People vary in their self-efficacy as persuaders. After devising a brief measure of persuasive self-efficacy, we find that the construct correlates positively with a number of variables relevant to social interaction, including self-esteem, self-monitoring, extroversion, and openness to new experiences, and negatively with other variables, including communication apprehension and neuroticism. Social self-efficacy had a modest but significant relationship with persuasive self-efficacy. Drawing from research on contextual self-efficacy, we also examine some of the social situations where persuasive self-efficacy may matter and find that people vary in their self-efficacy as a persuader as a function of the context.

Notes

[1] Self-efficacy research finds that males generally report slightly higher self-efficacy than females in a variety of domains, including academic work (Huang, Citation2013; Pajares, Citation1997;),health management (Wangberg, Citation2008), and negotiation (Stevens, Bavetta, & Gist, Citation1993). Given this, we did a post hoc analysis to see if the difference was so with persuasiveness self-efficacy. There was a significant difference between males and females in their self-efficacy as persuaders, t(424) = −2.30, p < .05, Cohen’s d = .24. Males (M = 4.01, SD = .59) perceived themselves as slightly but statistically significantly more persuasive than females (M = 3.88, SD = .56). For the contexts for persuasion, females (M = 2.59, SD = .66) had a significantly lower, t(426) = −4.15, p < .001, Cohen’s d = .42, mean on challenging situation than males (M = 2.87, SD = .61). The same was true for task-formality, t(426) = −4.36, p < .001, Cohen’s d = .45 (Female M = 3.36, SD = .78; Male M = 3.69, SD = .67), and informal-intimate, t(426) = −2.13, p < .05, Cohen’s d = .21 (Female M = 4.11, SD = .59; Male M = 4.23, SD = .54), situations.

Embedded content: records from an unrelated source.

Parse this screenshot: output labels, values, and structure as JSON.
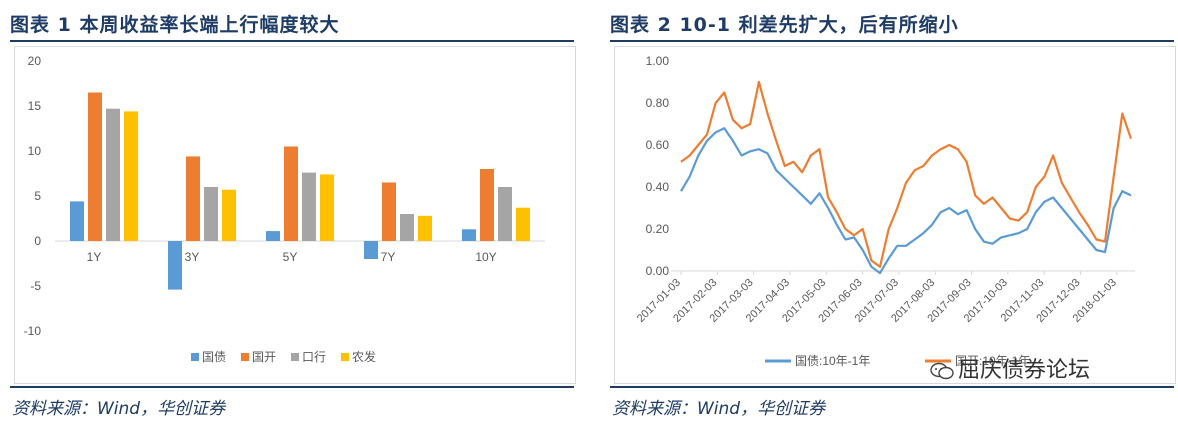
{
  "figure1": {
    "title": "图表 1    本周收益率长端上行幅度较大",
    "source": "资料来源：Wind，华创证券",
    "chart_data": {
      "type": "bar",
      "categories": [
        "1Y",
        "3Y",
        "5Y",
        "7Y",
        "10Y"
      ],
      "ylim": [
        -10,
        20
      ],
      "yticks": [
        -10,
        -5,
        0,
        5,
        10,
        15,
        20
      ],
      "grid": false,
      "legend": "bottom",
      "series": [
        {
          "name": "国债",
          "color": "#5b9bd5",
          "values": [
            4.4,
            -5.4,
            1.1,
            -2.0,
            1.3
          ]
        },
        {
          "name": "国开",
          "color": "#ed7d31",
          "values": [
            16.5,
            9.4,
            10.5,
            6.5,
            8.0
          ]
        },
        {
          "name": "口行",
          "color": "#a5a5a5",
          "values": [
            14.7,
            6.0,
            7.6,
            3.0,
            6.0
          ]
        },
        {
          "name": "农发",
          "color": "#ffc000",
          "values": [
            14.4,
            5.7,
            7.4,
            2.8,
            3.7
          ]
        }
      ]
    }
  },
  "figure2": {
    "title": "图表 2    10-1 利差先扩大，后有所缩小",
    "source": "资料来源：Wind，华创证券",
    "watermark": "屈庆债券论坛",
    "chart_data": {
      "type": "line",
      "ylim": [
        0,
        1.0
      ],
      "yticks": [
        "0.00",
        "0.20",
        "0.40",
        "0.60",
        "0.80",
        "1.00"
      ],
      "xticks": [
        "2017-01-03",
        "2017-02-03",
        "2017-03-03",
        "2017-04-03",
        "2017-05-03",
        "2017-06-03",
        "2017-07-03",
        "2017-08-03",
        "2017-09-03",
        "2017-10-03",
        "2017-11-03",
        "2017-12-03",
        "2018-01-03"
      ],
      "grid": false,
      "legend": "bottom",
      "series": [
        {
          "name": "国债:10年-1年",
          "color": "#5b9bd5",
          "values": [
            0.38,
            0.45,
            0.55,
            0.62,
            0.66,
            0.68,
            0.62,
            0.55,
            0.57,
            0.58,
            0.56,
            0.48,
            0.44,
            0.4,
            0.36,
            0.32,
            0.37,
            0.3,
            0.22,
            0.15,
            0.16,
            0.1,
            0.02,
            -0.01,
            0.06,
            0.12,
            0.12,
            0.15,
            0.18,
            0.22,
            0.28,
            0.3,
            0.27,
            0.29,
            0.2,
            0.14,
            0.13,
            0.16,
            0.17,
            0.18,
            0.2,
            0.28,
            0.33,
            0.35,
            0.3,
            0.25,
            0.2,
            0.15,
            0.1,
            0.09,
            0.3,
            0.38,
            0.36
          ]
        },
        {
          "name": "国开:10年-1年",
          "color": "#ed7d31",
          "values": [
            0.52,
            0.55,
            0.6,
            0.65,
            0.8,
            0.85,
            0.72,
            0.68,
            0.7,
            0.9,
            0.75,
            0.62,
            0.5,
            0.52,
            0.47,
            0.55,
            0.58,
            0.35,
            0.28,
            0.2,
            0.17,
            0.2,
            0.05,
            0.02,
            0.2,
            0.3,
            0.42,
            0.48,
            0.5,
            0.55,
            0.58,
            0.6,
            0.58,
            0.52,
            0.36,
            0.32,
            0.35,
            0.3,
            0.25,
            0.24,
            0.28,
            0.4,
            0.45,
            0.55,
            0.42,
            0.35,
            0.28,
            0.22,
            0.15,
            0.14,
            0.45,
            0.75,
            0.63
          ]
        }
      ]
    }
  }
}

[2] We assessed the potential consequences of collinearity among our variables. First, we computed a multiple regression with persuasive self-efficacy as the criterion variable and the various personality variables as predictors. Indicators of multicollinearity showed little cause for concern: Variance inflation factor (VIF) scores for each predictor were relatively small, less than 2.0, except for the VIF associated with extroversion (2.11), and none of the tolerances was less than .48 (Hair, Black, Babin, Anderson, & Tatham, Citation2005). Second, we computed a series of two-step multiple regressions. For each, persuasive self-efficacy was the criterion, and we included all the personality variables except one in the first step. We entered the excluded variable in the second step. We found significant changes in R2 for openness, extroversion, self-monitoring, self-esteem, and communication apprehension. There was no significant improvement in R2 for conscientiousness, neuroticism, openness to new experience, or agreeableness. Regardless of our analyses, it is important to recognize that in studies where relationships among personality dispositions are examined, there are often correlations among the variables.